Production was 1,385,000 semi-finished tons, up from the 1,244,000 tons produced during the same period in 2003. The August 2003 power outage and various September operational issues in the Integrated Steel segment impacted the year-earlier period.

Nine Month Results—Year-to-date net earnings of $64 million ($0.62 per common share) compare with a net loss of $169 million ($1.73 per common share) for the same period in 2003. Net short-term debt has deteriorated by $19 million since the beginning of the year. Sales amounted to $2,611 million, 28% higher than the $2,043 million achieved in the first nine months of 2003.

Liquidity—During the quarter, Stelco's net short-term debt position improved by $10 million from the previous quarter.

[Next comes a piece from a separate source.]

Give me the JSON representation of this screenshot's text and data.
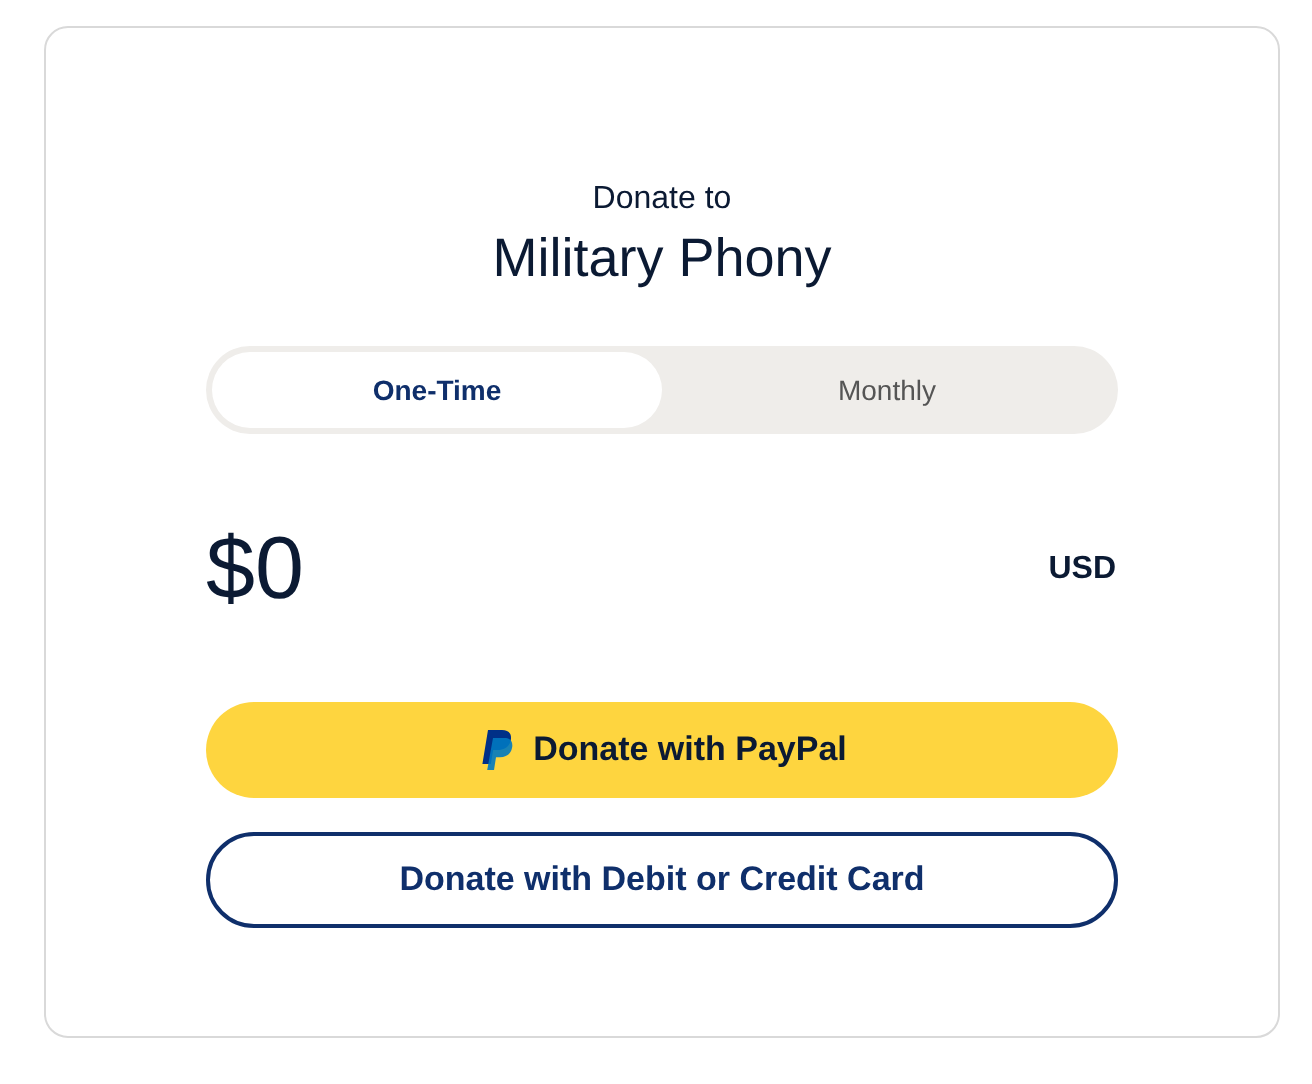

Most of the cash flow generated from higher margins in the third quarter was required to finance higher working capital, primarily inventories.

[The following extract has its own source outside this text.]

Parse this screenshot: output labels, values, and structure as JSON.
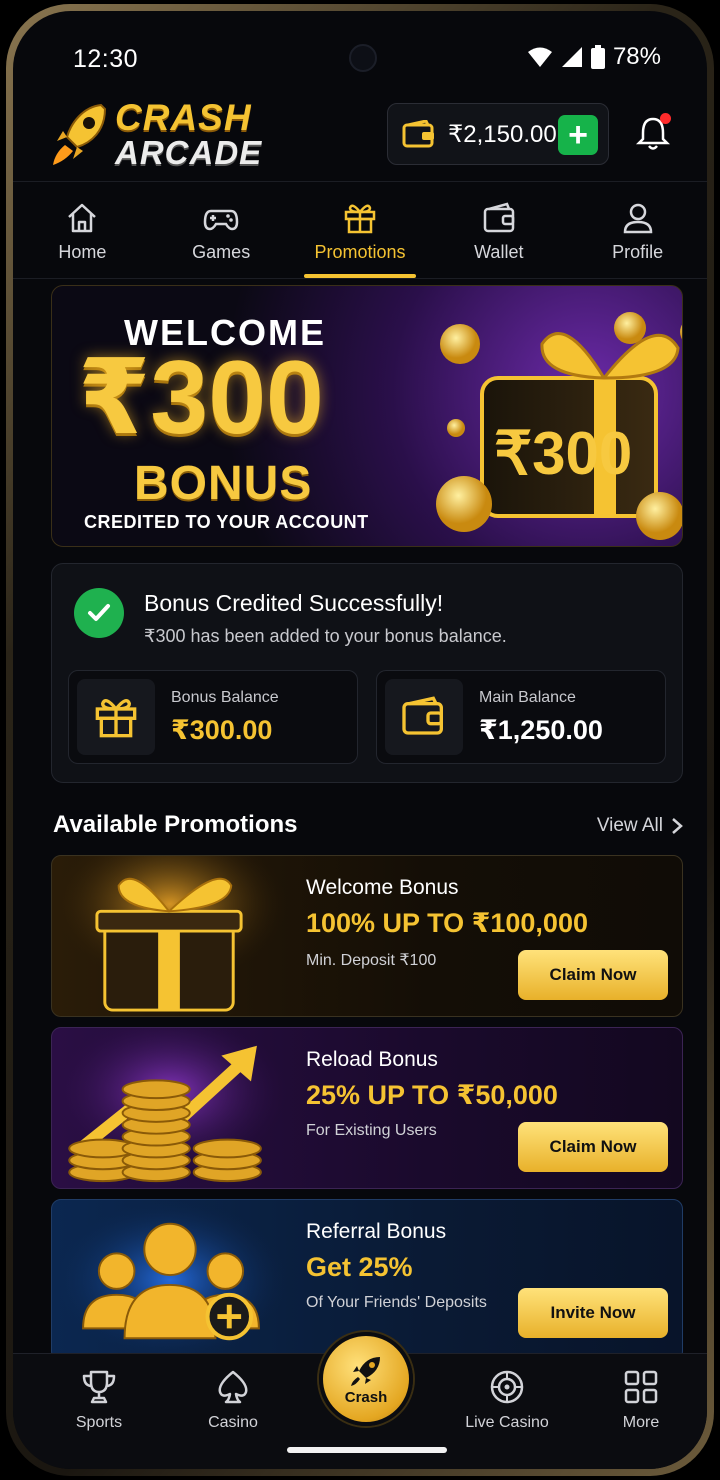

At September 30, 2004, the corporation's consolidated net liquidity was $257 million compared with $242 million as at June 30, 2004. The net liquidity of the Applicants involved in proceedings under the Companies' Creditors Arrangement Act (CCAA) at September 30, 2004 was $199 million, compared with $189 million as at June 30, 2004.

Comments—Courtney Pratt, Stelco President and CEO, said, "Unprecedented high steel prices driven by strong demand and lack of steel availability have resulted in Stelco achieving positive earnings during the third quarter. We are making progress on our restructuring with the closing of the No. 2 Rod Mill in September 2004, reducing the workforce by over 500 people to date in 2004 through attrition, and by moving the Corporate office to available premises on Wilcox Street at Stelco Hamilton."

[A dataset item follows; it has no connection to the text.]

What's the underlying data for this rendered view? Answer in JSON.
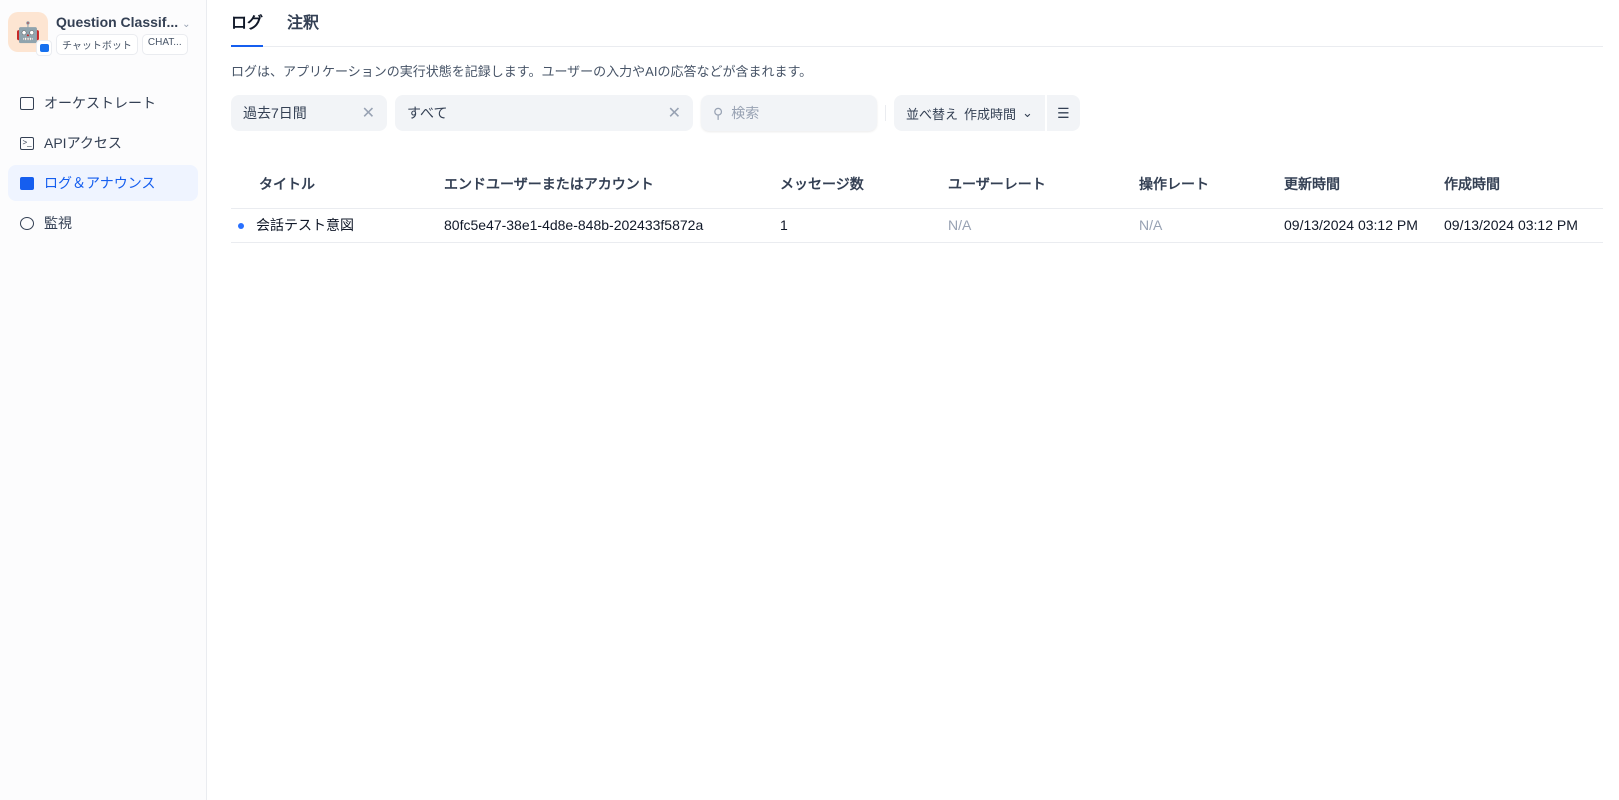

Capital Raising Process—On October 19, 2004, the Stelco Applicants received Court approval for a process designed to raise capital and to pursue the sale of non core assets. The process, among others, contemplates the following possible transactions:

  • Raising a minimum of $200 million of new equity in the restructured Stelco either through an underwritten rights offering and/or an equity solicitation process.
  • Sale of non-core subsidiaries including Stelpipe, Stelwire, Stelfil, AltaSteel, Norambar and the corporation's 40% interest in Camrose Pipe.
  • Joint ventures involving Stelco.
  • A combination of the above, including a sale of Stelco.

In order to implement the strategic plan, a significant capital expenditure program is required to upgrade Stelco's capabilities, replace obsolete facilities and lower production costs. The corporation believes that the capital expenditure program will cost between $360 and $465 million and will take 18 to 24 months to implement after the necessary capital has been raised. Stelco believes that raising this level of capital will only be possible if it restructures.

Mr. Pratt stated, "The corporation is continuing to pursue the capital raising and asset sale process that was approved by the Court on October 19, 2004. To ensure a positive outcome of the restructuring process and a significant reduction of our overall cost structure, the corporation will require an extension of the stay period beyond November 26, 2004. If the corporation loses Court protection before it can secure a positive outcome from the restructuring process, it currently does not have the financial resources to fund such a precipitous event."

Uncertainty remains as to whether existing common shares of the company will have value upon implementation of a restructuring plan. In the meantime, the capital raising process, which has been commenced, may provide a meaningful indication as to the value, if any, of such equity.


Stelco Inc. is a large, diversified steel producer involved in major segments of the steel industry through its integrated steel business, minimills, and manufactured products businesses.